While defense definitely gets noticed, Morehead State’s offense is hardly inept. They averaged exactly one point per possession during OVC play, which is solid. You just don’t notice because they play at such an excruciating pace, they often don’t get out of the 50’s. Defensively, they finished 2nd in the conference, behind only the top seeded Murray State.
Tennessee State, on the other hand, is known for their offense, namely the play of all-OVC selection Covington. But their defense, at least statistically, was actually slightly better than their offense. Tennessee State is the true “jack of all trades” team, because they don’t do anything especially well, but they do well enough in all aspects of the game to not have a singular weakness. This team is an average shooting team, that plays average shooting defense, although they did lead the conference in OVC games in turnovers forced, even over the Racers, an area in which they excelled all season. TSU is one of the better rebounding teams as well,with Covington again leading the way.

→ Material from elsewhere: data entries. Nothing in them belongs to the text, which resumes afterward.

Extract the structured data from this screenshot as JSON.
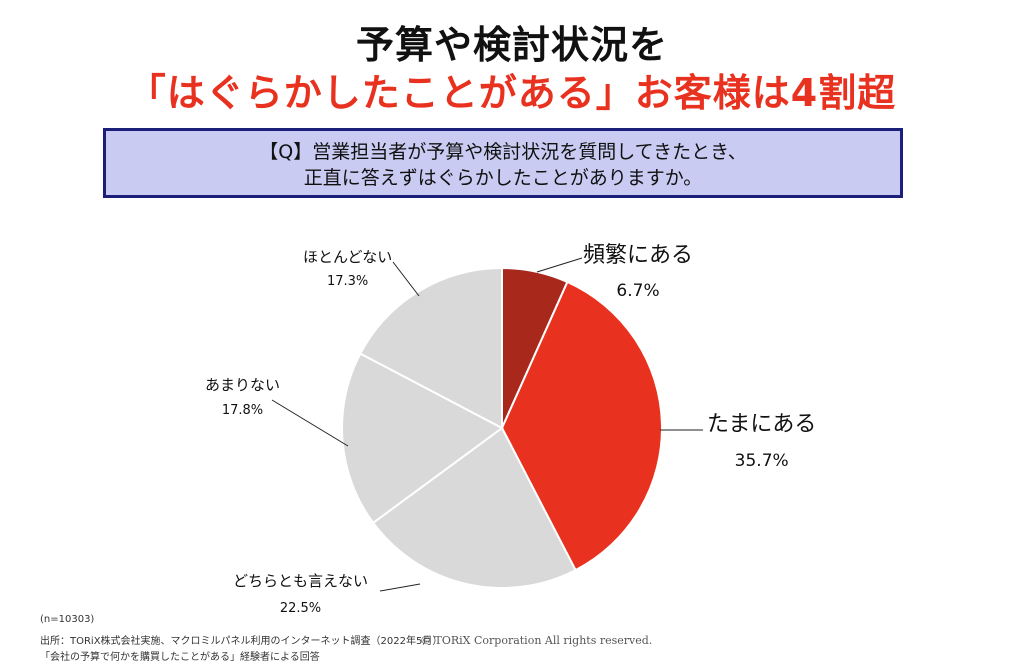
{
  "title": {
    "line1": "予算や検討状況を",
    "line2": "「はぐらかしたことがある」お客様は4割超"
  },
  "question": {
    "line1": "【Q】営業担当者が予算や検討状況を質問してきたとき、",
    "line2": "正直に答えずはぐらかしたことがありますか。"
  },
  "chart_data": {
    "type": "pie",
    "labels": [
      "頻繁にある",
      "たまにある",
      "どちらとも言えない",
      "あまりない",
      "ほとんどない"
    ],
    "values": [
      6.7,
      35.7,
      22.5,
      17.8,
      17.3
    ],
    "value_labels": [
      "6.7%",
      "35.7%",
      "22.5%",
      "17.8%",
      "17.3%"
    ],
    "colors": [
      "#a8281c",
      "#e8321f",
      "#d9d9d9",
      "#d9d9d9",
      "#d9d9d9"
    ]
  },
  "footer": {
    "sample": "(n=10303)",
    "source": "出所：TORiX株式会社実施、マクロミルパネル利用のインターネット調査（2022年5月）",
    "note": "「会社の予算で何かを購買したことがある」経験者による回答",
    "copyright": "© TORiX Corporation All rights reserved."
  }
}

Without question, Drew Kelly cannot afford to get into foul trouble like he did last night, which is going to be challenging given that he’s likely to be matched up against Covington. Because of that matchup, Morehead State will likely need to rely on their guards, including freshman Angelo Warner who had a break out game last night. Ty Profitt, who has been a hot or cold scorer, also needs to have a great game for Morehead to have a chance.
Outside of Covington, which is a given, Tennessee State will look to Patrick Miller and Kellen Thorton for a boost on the offensive end. TSU would love to score 77 again against Morehead State, because the higher scoring the game, the bigger advantage Tennessee State is at.
TSU might be a NIT team with a loss, but they have good reason to believe they can make the NCAA’s. But they can’t be caught looking ahead to the Racers or Tennessee Tech, or they won’t even get the chance.